#12829 [Pushing to Dist-git] Sending Fedora messages sometimes times out
Closed: Fixed 22 days ago by kevin. Opened 2 months ago by farchord.

Sometimes, when pushing to dist-git, the script that sends the fedora-messaging payload (Note: I am assuming here) times out.

~/FedoraWork/fedora/kde-updates-work/plasma/libksysguard ~/FedoraWork/fedora/kde-updates-work/plasma
[rawhide 45d84fc] 6.4.91
 3 files changed, 10 insertions(+), 3 deletions(-)
Énumération des objets: 9, fait.
Décompte des objets: 100% (9/9), fait.
Compression par delta en utilisant jusqu'à 24 fils d'exécution
Compression des objets: 100% (5/5), fait.
Écriture des objets: 100% (5/5), 746 octets | 746.00 Kio/s, fait.
Total 5 (delta 2), réutilisés 0 (delta 0), réutilisés du paquet 0 (depuis 0)
remote: Emitting a message to the fedora-messaging message bus.
remote: * Publishing information for 1 commits
remote: Traceback (most recent call last):
remote:   File "/usr/lib64/python3.6/site-packages/sqlalchemy/engine/base.py", line 2262, in _wrap_pool_connect
remote:     return fn()
remote:   File "/usr/lib64/python3.6/site-packages/sqlalchemy/pool/base.py", line 354, in connect
remote:     return _ConnectionFairy._checkout(self)
remote:   File "/usr/lib64/python3.6/site-packages/sqlalchemy/pool/base.py", line 751, in _checkout
remote:     fairy = _ConnectionRecord.checkout(pool)
remote:   File "/usr/lib64/python3.6/site-packages/sqlalchemy/pool/base.py", line 483, in checkout
remote:     rec = pool._do_get()
remote:   File "/usr/lib64/python3.6/site-packages/sqlalchemy/pool/impl.py", line 138, in _do_get
remote:     self._dec_overflow()
remote:   File "/usr/lib64/python3.6/site-packages/sqlalchemy/util/langhelpers.py", line 68, in __exit__
remote:     compat.reraise(exc_type, exc_value, exc_tb)
remote:   File "/usr/lib64/python3.6/site-packages/sqlalchemy/util/compat.py", line 129, in reraise
remote:     raise value
remote:   File "/usr/lib64/python3.6/site-packages/sqlalchemy/pool/impl.py", line 135, in _do_get
remote:     return self._create_connection()

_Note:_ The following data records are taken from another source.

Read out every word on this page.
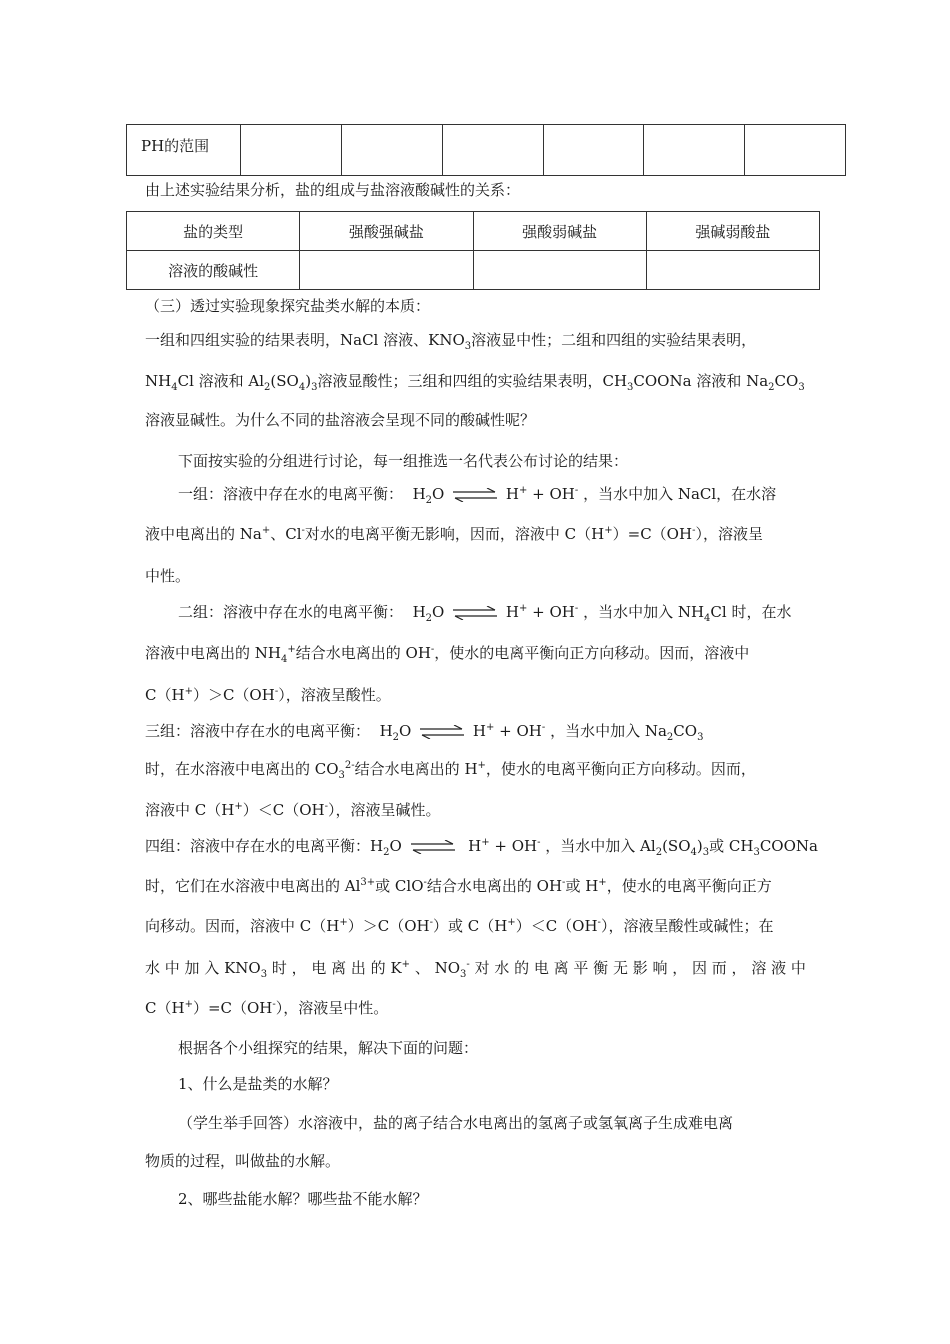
PH的范围						
由上述实验结果分析，盐的组成与盐溶液酸碱性的关系：
盐的类型	强酸强碱盐	强酸弱碱盐	强碱弱酸盐
溶液的酸碱性			
（三）透过实验现象探究盐类水解的本质：
一组和四组实验的结果表明，NaCl 溶液、$KNO_3$溶液显中性；二组和四组的实验结果表明，
$NH_4Cl$ 溶液和 $Al_2(SO_4)_3$溶液显酸性；三组和四组的实验结果表明，$CH_3COONa$ 溶液和 $Na_2CO_3$
溶液显碱性。为什么不同的盐溶液会呈现不同的酸碱性呢？
下面按实验的分组进行讨论，每一组推选一名代表公布讨论的结果：
一组：溶液中存在水的电离平衡： $H_2O$ ⇌ H+ + OH- ，当水中加入 NaCl，在水溶
液中电离出的 Na+、Cl-对水的电离平衡无影响，因而，溶液中 C（H+）=C（OH-），溶液呈
中性。
二组：溶液中存在水的电离平衡： $H_2O$ ⇌ H+ + OH- ，当水中加入 $NH_4Cl$ 时，在水
溶液中电离出的 $NH_4^+$结合水电离出的 OH-，使水的电离平衡向正方向移动。因而，溶液中
C（H+）＞C（OH-），溶液呈酸性。
三组：溶液中存在水的电离平衡： $H_2O$ ⇌ H+ + OH- ，当水中加入 $Na_2CO_3$
时，在水溶液中电离出的 $CO_3^{2-}$结合水电离出的 H+，使水的电离平衡向正方向移动。因而，
溶液中 C（H+）＜C（OH-），溶液呈碱性。
四组：溶液中存在水的电离平衡：$H_2O$ ⇌ H+ + OH- ，当水中加入 $Al_2(SO_4)_3$或 $CH_3COONa$
时，它们在水溶液中电离出的 $Al^{3+}$或 ClO-结合水电离出的 OH-或 H+，使水的电离平衡向正方
向移动。因而，溶液中 C（H+）＞C（OH-）或 C（H+）＜C（OH-），溶液呈酸性或碱性；在
水 中 加 入 $KNO_3$ 时 ， 电 离 出 的 K+ 、 $NO_3^-$ 对 水 的 电 离 平 衡 无 影 响 ， 因 而 ， 溶 液 中
C（H+）=C（OH-），溶液呈中性。
根据各个小组探究的结果，解决下面的问题：
1、什么是盐类的水解？
（学生举手回答）水溶液中，盐的离子结合水电离出的氢离子或氢氧离子生成难电离
物质的过程，叫做盐的水解。
2、哪些盐能水解？哪些盐不能水解？
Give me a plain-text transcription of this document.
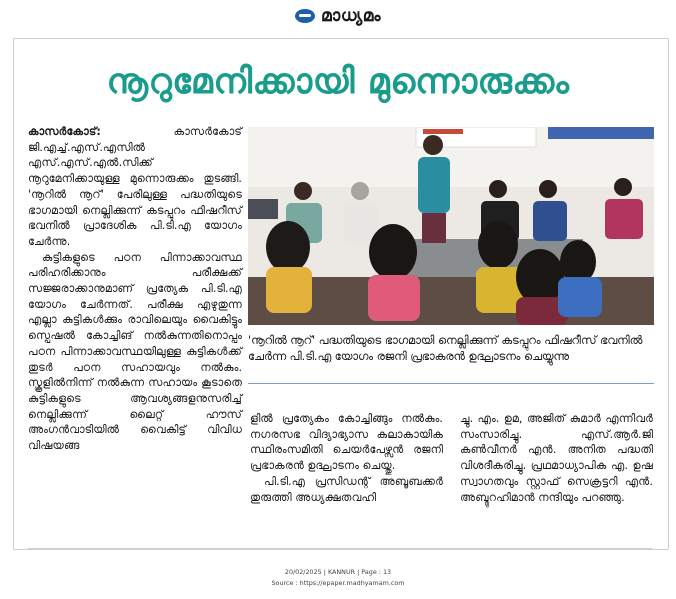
മാധ്യമം
നൂറുമേനിക്കായി മുന്നൊരുക്കം

കാസർകോട്: കാസർകോട് ജി.എച്ച്.എസ്.എസിൽ എസ്.എസ്.എൽ.സിക്ക് നൂറുമേനിക്കായുള്ള മുന്നൊരുക്കം തുടങ്ങി. 'നൂറിൽ നൂറ്' പേരിലുള്ള പദ്ധതിയുടെ ഭാഗമായി നെല്ലിക്കുന്ന് കടപ്പുറം ഫിഷറീസ് ഭവനിൽ പ്രാദേശിക പി.ടി.എ യോഗം ചേർന്നു.

കുട്ടികളുടെ പഠന പിന്നാക്കാവസ്ഥ പരിഹരിക്കാനും പരീക്ഷക്ക് സജ്ജരാക്കാനുമാണ് പ്രത്യേക പി.ടി.എ യോഗം ചേർന്നത്. പരീക്ഷ എഴുതുന്ന എല്ലാ കുട്ടികൾക്കും രാവിലെയും വൈകിട്ടും സ്പെഷൽ കോച്ചിങ് നൽകുന്നതിനൊപ്പം പഠന പിന്നാക്കാവസ്ഥയിലുള്ള കുട്ടികൾക്ക് തുടർ പഠന സഹായവും നൽകും. സ്കൂളിൽനിന്ന് നൽകുന്ന സഹായം കൂടാതെ കുട്ടികളുടെ ആവശ്യങ്ങളനുസരിച്ച് നെല്ലിക്കുന്ന് ലൈറ്റ് ഹൗസ് അംഗൻവാടിയിൽ വൈകിട്ട് വിവിധ വിഷയങ്ങ

'നൂറിൽ നൂറ്' പദ്ധതിയുടെ ഭാഗമായി നെല്ലിക്കുന്ന് കടപ്പുറം ഫിഷറീസ് ഭവനിൽ ചേർന്ന പി.ടി.എ യോഗം രജനി പ്രഭാകരൻ ഉദ്ഘാടനം ചെയ്യുന്നു

ളിൽ പ്രത്യേകം കോച്ചിങ്ങും നൽകും. നഗരസഭ വിദ്യാഭ്യാസ കലാകായിക സ്ഥിരംസമിതി ചെയർപേഴ്സൻ രജനി പ്രഭാകരൻ ഉദ്ഘാടനം ചെയ്തു.

പി.ടി.എ പ്രസിഡന്റ് അബൂബക്കർ തുരുത്തി അധ്യക്ഷതവഹി

ച്ചു. എം. ഉമ, അജിത് കുമാർ എന്നിവർ സംസാരിച്ചു. എസ്.ആർ.ജി കൺവീനർ എൻ. അനിത പദ്ധതി വിശദീകരിച്ചു. പ്രഥമാധ്യാപിക എ. ഉഷ സ്വാഗതവും സ്റ്റാഫ് സെക്രട്ടറി എൻ. അബ്ദുറഹിമാൻ നന്ദിയും പറഞ്ഞു.

20/02/2025 | KANNUR | Page : 13
Source : https://epaper.madhyamam.com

remote:   File "/usr/lib64/python3.6/site-packages/sqlalchemy/pool/base.py", line 299, in _create_connection
remote:     return _ConnectionRecord(self)
remote:   File "/usr/lib64/python3.6/site-packages/sqlalchemy/pool/base.py", line 428, in __init__
remote:     self.__connect(first_connect_check=True)
remote:   File "/usr/lib64/python3.6/site-packages/sqlalchemy/pool/base.py", line 630, in __connect
remote:     connection = pool._invoke_creator(self)
remote:   File "/usr/lib64/python3.6/site-packages/sqlalchemy/engine/strategies.py", line 114, in connect
remote:     return dialect.connect(*cargs, **cparams)
remote:   File "/usr/lib64/python3.6/site-packages/sqlalchemy/engine/default.py", line 453, in connect
remote:     return self.dbapi.connect(*cargs, **cparams)
remote:   File "/usr/lib64/python3.6/site-packages/psycopg2/__init__.py", line 130, in connect
remote:     conn = _connect(dsn, connection_factory=connection_factory, **kwasync)
remote: psycopg2.OperationalError: could not connect to server: Connection timed out
remote:         Is the server running on host "db01.rdu3.fedoraproject.org" (10.16.163.41) and accepting
remote:         TCP/IP connections on port 5432?
remote:
remote:
remote: The above exception was the direct cause of the following exception:
remote:
remote: Traceback (most recent call last):
remote:   File "/usr/lib/python3.6/site-packages/pagure/hooks/files/post-receive", line 48, in <module>
remote:     run_hook_file(hooktype)
remote:   File "/usr/lib/python3.6/site-packages/pagure/hooks/__init__.py", line 551, in run_hook_file
remote:     session, repo, user=username, namespace=namespace
remote:   File "/usr/lib/python3.6/site-packages/pagure/lib/query.py", line 2874, in _get_project
remote:     return query.one()
remote:   File "/usr/lib64/python3.6/site-packages/sqlalchemy/orm/query.py", line 3275, in one
remote:     ret = self.one_or_none()
remote:   File "/usr/lib64/python3.6/site-packages/sqlalchemy/orm/query.py", line 3244, in one_or_none
remote:     ret = list(self)
remote:   File "/usr/lib64/python3.6/site-packages/sqlalchemy/orm/query.py", line 3317, in __iter__
remote:     return self._execute_and_instances(context)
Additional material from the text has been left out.